Whether they extinguish their lives in cars, or in college dormitories, apartments, homes or hotels, those who perish this way unwittingly endanger the lives of passersby or emergency response teams. After a laboratory worker killed himself in his pickup truck on Dec. 21, 2009, four Kansas City, Mo., firefighters and one of the man's relatives were taken to a hospital after exposure to hydrogen cyanide. He hadn't posted any warnings. Emergency operations and law enforcement agencies have scrambled to use such examples to educate employees about donning breathing masks and hazmat suits before getting close to chemical suicide sites.

One of the most recent U.S. cases occurred May 23 on a private street high in the Hollywood Hills above Los Angeles. That's where 23-year-old Ana Gutierrez of Culver City and a man whom authorities haven't publicly identified, acted out an apparent suicide pact, except that the man jumped from the car and survived, said Ed Winter, assistant chief of investigation for the L.A. Department of Coroner.

Winter rattled off at least four other local incidents, the first of which involved a 23-year-old man who on August 28, 2008, parked his VW Beetle behind a Pasadena shopping center, locked the doors and prepared a lethal formula. Hazmat crews evacuated the area before opening the car. In February 2010, a 20-year-old West Covina woman was found dead from hydrogen sulfide in the backseat of her car in a remote near Castaic. Also last year, a woman committed chemical suicide in a bathroom of a rented Venice beach house, after posting warning signs on the bathroom door.

"That lady, I believe, was determined," Winter said. "She was a chemical engineer, and so she knew what she was doing." Although emergency personnel first thought she had died from hydrogen sulfide exposure, she died from exposure to carbon monoxide, another colorless, lethal killer. Winter said a fourth chemical suicide took place last year in a Beverly Hills home.

Informal Tally Finds At Least 38 U.S. Deaths Since May 27, 2008

The website of the Colorado State Fire Chiefs' Association contains accounts of 32 chemical suicides from May 27, 2008, to Sept. 18, 2010, in Arizona, Arkansas, California, Colorado, Connecticut, Florida, Georgia, Illinois, Indiana, Missouri, New York, North Carolina, Pennsylvania, South Dakota and Utah, (excluding the Venice and Beverly Hills cases), as well as four suicide attempts in Colorado, Louisiana and Wisconsin.

So far this year, Michigan news outlets reported on Jan. 14, 2011, that a 28-year-old man been found dead from hydrogen sulfide poisoning in rural Lake County in that state's second detergent suicide.
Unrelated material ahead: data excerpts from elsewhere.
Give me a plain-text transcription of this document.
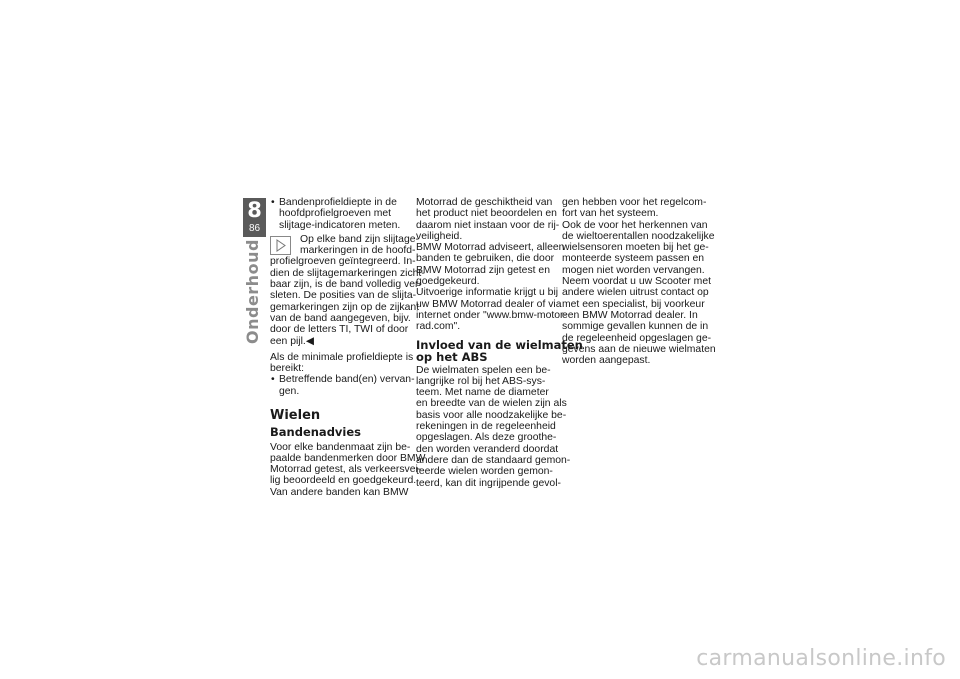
8
86
Onderhoud
• Bandenprofieldiepte in de
hoofdprofielgroeven met
slijtage-indicatoren meten.
Op elke band zijn slijtage-
markeringen in de hoofd-
profielgroeven geïntegreerd. In-
dien de slijtagemarkeringen zicht-
baar zijn, is de band volledig ver-
sleten. De posities van de slijta-
gemarkeringen zijn op de zijkant
van de band aangegeven, bijv.
door de letters TI, TWI of door
een pijl.◀
Als de minimale profieldiepte is
bereikt:
• Betreffende band(en) vervan-
gen.
Wielen
Bandenadvies
Voor elke bandenmaat zijn be-
paalde bandenmerken door BMW
Motorrad getest, als verkeersvei-
lig beoordeeld en goedgekeurd.
Van andere banden kan BMW
Motorrad de geschiktheid van
het product niet beoordelen en
daarom niet instaan voor de rij-
veiligheid.
BMW Motorrad adviseert, alleen
banden te gebruiken, die door
BMW Motorrad zijn getest en
goedgekeurd.
Uitvoerige informatie krijgt u bij
uw BMW Motorrad dealer of via
internet onder "www.bmw-motor-
rad.com".
Invloed van de wielmaten
op het ABS
De wielmaten spelen een be-
langrijke rol bij het ABS-sys-
teem. Met name de diameter
en breedte van de wielen zijn als
basis voor alle noodzakelijke be-
rekeningen in de regeleenheid
opgeslagen. Als deze groothe-
den worden veranderd doordat
andere dan de standaard gemon-
teerde wielen worden gemon-
teerd, kan dit ingrijpende gevol-
gen hebben voor het regelcom-
fort van het systeem.
Ook de voor het herkennen van
de wieltoerentallen noodzakelijke
wielsensoren moeten bij het ge-
monteerde systeem passen en
mogen niet worden vervangen.
Neem voordat u uw Scooter met
andere wielen uitrust contact op
met een specialist, bij voorkeur
een BMW Motorrad dealer. In
sommige gevallen kunnen de in
de regeleenheid opgeslagen ge-
gevens aan de nieuwe wielmaten
worden aangepast.
carmanualsonline.info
Six days after the Hollywood Hills case, police in Watertown Mass., discovered the body of a 32-year-old Massachusetts man inside a car with hydrogen sulfide warning signs. Together, the reports account for 38 deaths.

Despite the relatively small numbers, Winter described himself as "a little concerned about putting the idea in people's heads that don't know about it." His remarks echoed those of Wylie Tene, spokesman for the American Foundation for Suicide Prevention in New York, who called chemical suicides "a very rare occurrence and we don't want it to become a popular thing."
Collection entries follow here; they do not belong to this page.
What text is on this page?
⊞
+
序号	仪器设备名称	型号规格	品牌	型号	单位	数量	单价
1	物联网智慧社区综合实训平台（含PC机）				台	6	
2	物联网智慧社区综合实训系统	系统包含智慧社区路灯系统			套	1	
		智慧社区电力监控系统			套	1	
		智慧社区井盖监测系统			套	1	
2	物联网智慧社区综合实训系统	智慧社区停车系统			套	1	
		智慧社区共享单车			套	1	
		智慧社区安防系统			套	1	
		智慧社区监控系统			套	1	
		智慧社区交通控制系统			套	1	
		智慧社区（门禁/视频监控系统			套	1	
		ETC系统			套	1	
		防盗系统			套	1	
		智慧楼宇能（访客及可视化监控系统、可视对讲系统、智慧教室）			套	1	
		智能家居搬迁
At the University of Texas Southwestern Medical Center in Dallas, Dr. Kurt Kleinschmidt, program director in medical toxicology, said that although his medical center hasn't encountered any cases, "the recipes are out there. They're well thought-out."
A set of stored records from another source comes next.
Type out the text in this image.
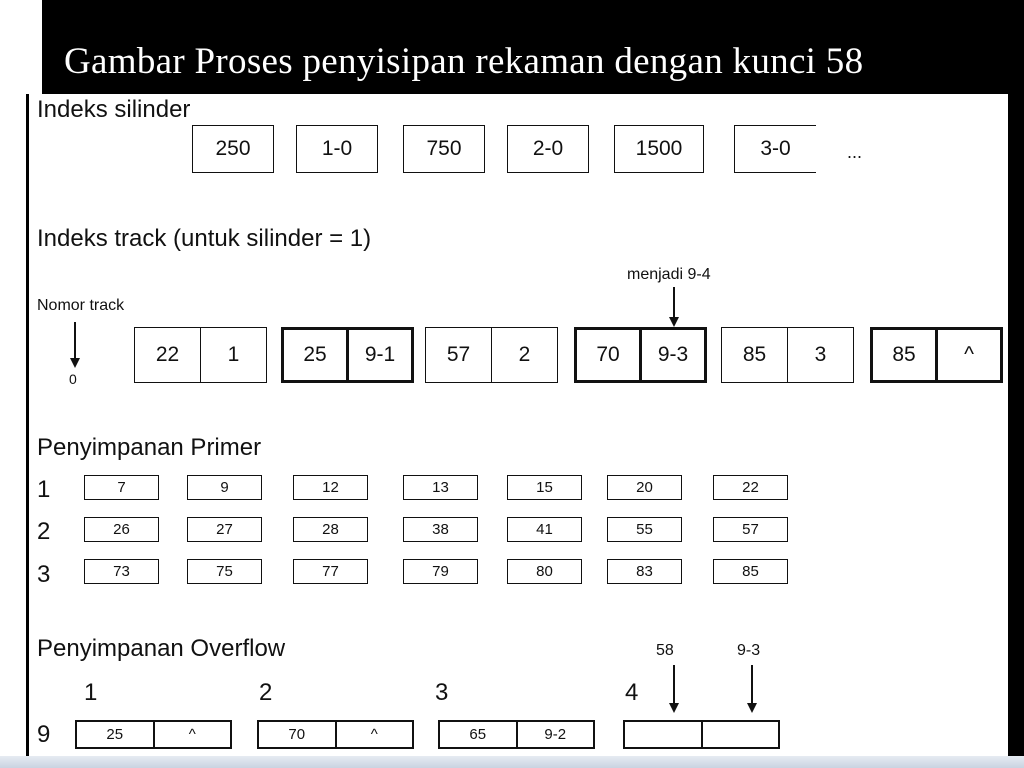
Gambar Proses penyisipan rekaman dengan kunci 58
Indeks silinder
250	1-0	750	2-0	1500	3-0	...
Indeks track (untuk silinder = 1)
Nomor track
0
menjadi 9-4
22	1	25	9-1	57	2	70	9-3	85	3	85	^
Penyimpanan Primer
1
2
3
7	9	12	13	15	20	22
26	27	28	38	41	55	57
73	75	77	79	80	83	85
Penyimpanan Overflow
1	2	3	4
9
58	9-3
25	^	70	^	65	9-2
Nevertheless, he said that those who carry out their suicide plans "represent the smaller portion of your suicidal population. Most folks are out to make a gesture or make a statement."

Austin, however, was determined to bring his sadness to an end. Coulter shared a heartbreaking image Austin took with his cellphone the night before killing himself. "I think it was his way of showing just how sad he was," his mother said. "I don't know who it was intended for... maybe everyone."

Austin Mueller, 18, was a talented artist and astrophysics student at Southwestern Illinois College in Belleville, Ill., when he committed chemical suicide on May 5, 2010, after a long struggle with depression.